🤖 AI Summary
This work addresses the challenge of efficiently mining high-value, safety-critical, and planning-relevant scenarios from large-scale autonomous driving logs. The proposed method, AutoMine, integrates large language models (LLMs) and vision-language models (VLMs) to enhance robustness and adaptability. It employs semantics-preserving prompt augmentation to reduce sensitivity to prompt variations, combines trajectory atomic functions with visual functions to handle perception noise and open-world information, and introduces a code self-optimization mechanism driven by execution feedback from real-world logs.

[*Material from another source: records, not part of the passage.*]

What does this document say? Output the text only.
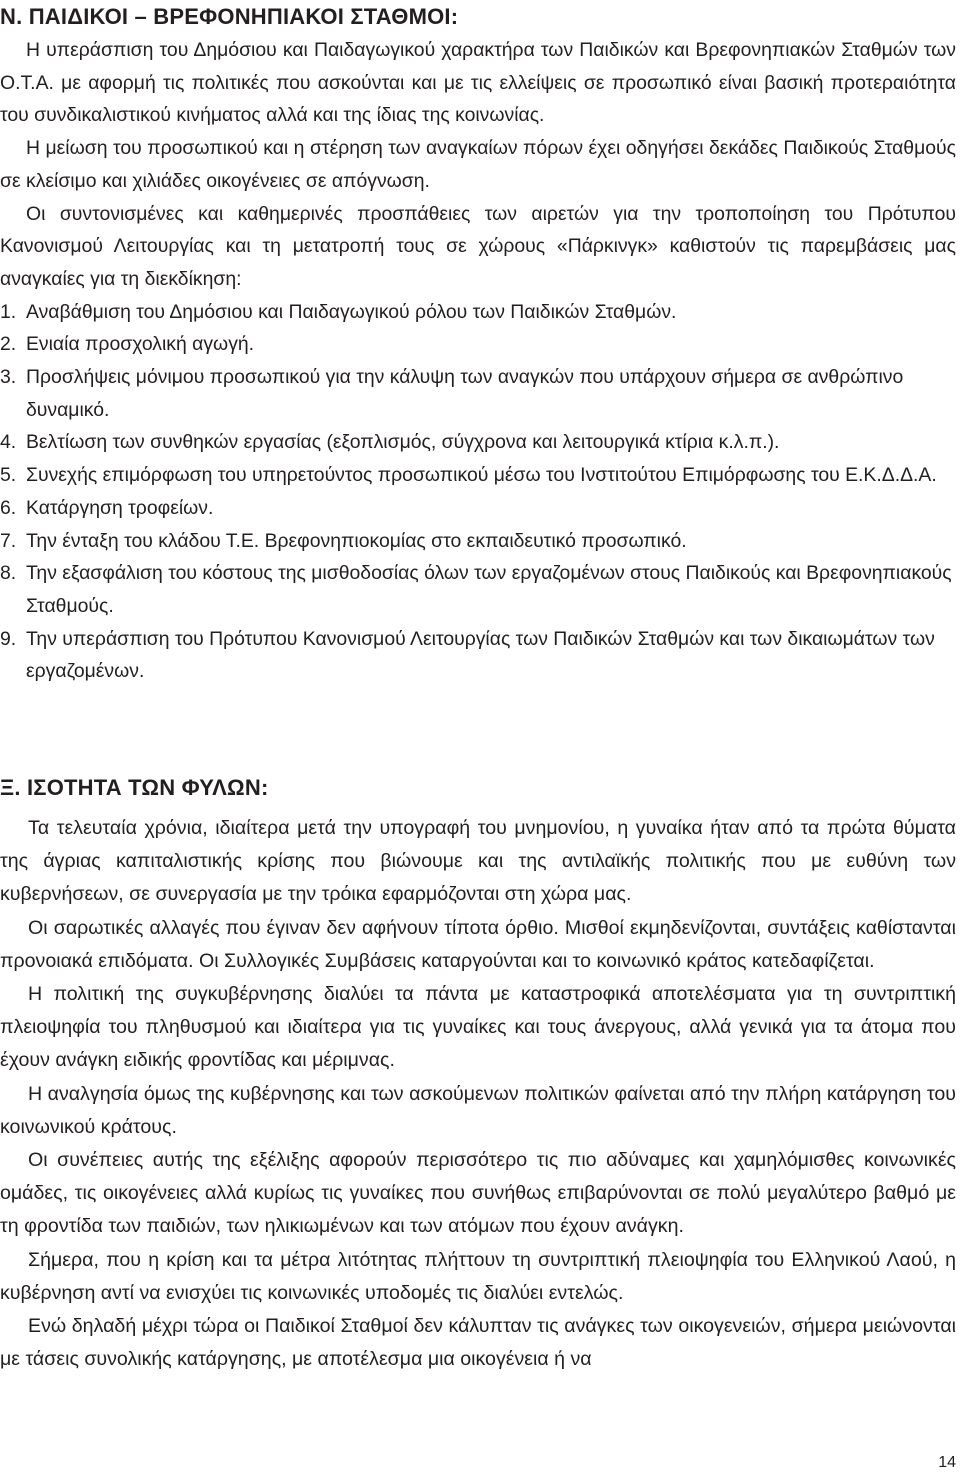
Ν. ΠΑΙΔΙΚΟΙ – ΒΡΕΦΟΝΗΠΙΑΚΟΙ ΣΤΑΘΜΟΙ:

Η υπεράσπιση του Δημόσιου και Παιδαγωγικού χαρακτήρα των Παιδικών και Βρεφονηπιακών Σταθμών των Ο.Τ.Α. με αφορμή τις πολιτικές που ασκούνται και με τις ελλείψεις σε προσωπικό είναι βασική προτεραιότητα του συνδικαλιστικού κινήματος αλλά και της ίδιας της κοινωνίας.

Η μείωση του προσωπικού και η στέρηση των αναγκαίων πόρων έχει οδηγήσει δεκάδες Παιδικούς Σταθμούς σε κλείσιμο και χιλιάδες οικογένειες σε απόγνωση.

Οι συντονισμένες και καθημερινές προσπάθειες των αιρετών για την τροποποίηση του Πρότυπου Κανονισμού Λειτουργίας και τη μετατροπή τους σε χώρους «Πάρκινγκ» καθιστούν τις παρεμβάσεις μας αναγκαίες για τη διεκδίκηση:

1. Αναβάθμιση του Δημόσιου και Παιδαγωγικού ρόλου των Παιδικών Σταθμών.
2. Ενιαία προσχολική αγωγή.
3. Προσλήψεις μόνιμου προσωπικού για την κάλυψη των αναγκών που υπάρχουν σήμερα σε ανθρώπινο δυναμικό.
4. Βελτίωση των συνθηκών εργασίας (εξοπλισμός, σύγχρονα και λειτουργικά κτίρια κ.λ.π.).
5. Συνεχής επιμόρφωση του υπηρετούντος προσωπικού μέσω του Ινστιτούτου Επιμόρφωσης του Ε.Κ.Δ.Δ.Α.
6. Κατάργηση τροφείων.
7. Την ένταξη του κλάδου Τ.Ε. Βρεφονηπιοκομίας στο εκπαιδευτικό προσωπικό.
8. Την εξασφάλιση του κόστους της μισθοδοσίας όλων των εργαζομένων στους Παιδικούς και Βρεφονηπιακούς Σταθμούς.
9. Την υπεράσπιση του Πρότυπου Κανονισμού Λειτουργίας των Παιδικών Σταθμών και των δικαιωμάτων των εργαζομένων.
Ξ. ΙΣΟΤΗΤΑ ΤΩΝ ΦΥΛΩΝ:

Τα τελευταία χρόνια, ιδιαίτερα μετά την υπογραφή του μνημονίου, η γυναίκα ήταν από τα πρώτα θύματα της άγριας καπιταλιστικής κρίσης που βιώνουμε και της αντιλαϊκής πολιτικής που με ευθύνη των κυβερνήσεων, σε συνεργασία με την τρόικα εφαρμόζονται στη χώρα μας.

Οι σαρωτικές αλλαγές που έγιναν δεν αφήνουν τίποτα όρθιο. Μισθοί εκμηδενίζονται, συντάξεις καθίστανται προνοιακά επιδόματα. Οι Συλλογικές Συμβάσεις καταργούνται και το κοινωνικό κράτος κατεδαφίζεται.

Η πολιτική της συγκυβέρνησης διαλύει τα πάντα με καταστροφικά αποτελέσματα για τη συντριπτική πλειοψηφία του πληθυσμού και ιδιαίτερα για τις γυναίκες και τους άνεργους, αλλά γενικά για τα άτομα που έχουν ανάγκη ειδικής φροντίδας και μέριμνας.

Η αναλγησία όμως της κυβέρνησης και των ασκούμενων πολιτικών φαίνεται από την πλήρη κατάργηση του κοινωνικού κράτους.

Οι συνέπειες αυτής της εξέλιξης αφορούν περισσότερο τις πιο αδύναμες και χαμηλόμισθες κοινωνικές ομάδες, τις οικογένειες αλλά κυρίως τις γυναίκες που συνήθως επιβαρύνονται σε πολύ μεγαλύτερο βαθμό με τη φροντίδα των παιδιών, των ηλικιωμένων και των ατόμων που έχουν ανάγκη.

Σήμερα, που η κρίση και τα μέτρα λιτότητας πλήττουν τη συντριπτική πλειοψηφία του Ελληνικού Λαού, η κυβέρνηση αντί να ενισχύει τις κοινωνικές υποδομές τις διαλύει εντελώς.

Ενώ δηλαδή μέχρι τώρα οι Παιδικοί Σταθμοί δεν κάλυπταν τις ανάγκες των οικογενειών, σήμερα μειώνονται με τάσεις συνολικής κατάργησης, με αποτέλεσμα μια οικογένεια ή να

14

This enables iterative and reliable scenario discovery. The effectiveness of AutoMine is validated through its top performance in the CVPR 2026 Argoverse 2 Scene Mining Challenge, achieving a HOTA-Temporal score of 36.38 and a Timestamp BA score of 77.21.
📝 Abstract
With the development of autonomous driving systems, mining high-value, safety-critical, and planning-relevant scenarios from large-scale driving logs has become essential for data-driven evaluation. In this paper, we propose AutoMine, a robust self-refining scenario mining method based on LLMs and VLMs. AutoMine uses semantics-preserving prompt augmentation to reduce LLM prompt sensitivity, combines robust trajectory atomic functions with VLM-based functions to handle perception noise and open-world visual cues, and refines generated code through execution feedback from real logs. In the Argoverse 2 Scenario Mining Competition at CVPR 2026, AutoMine achieves a HOTA-Temporal score of 36.38 and a Timestamp BA score of 77.21.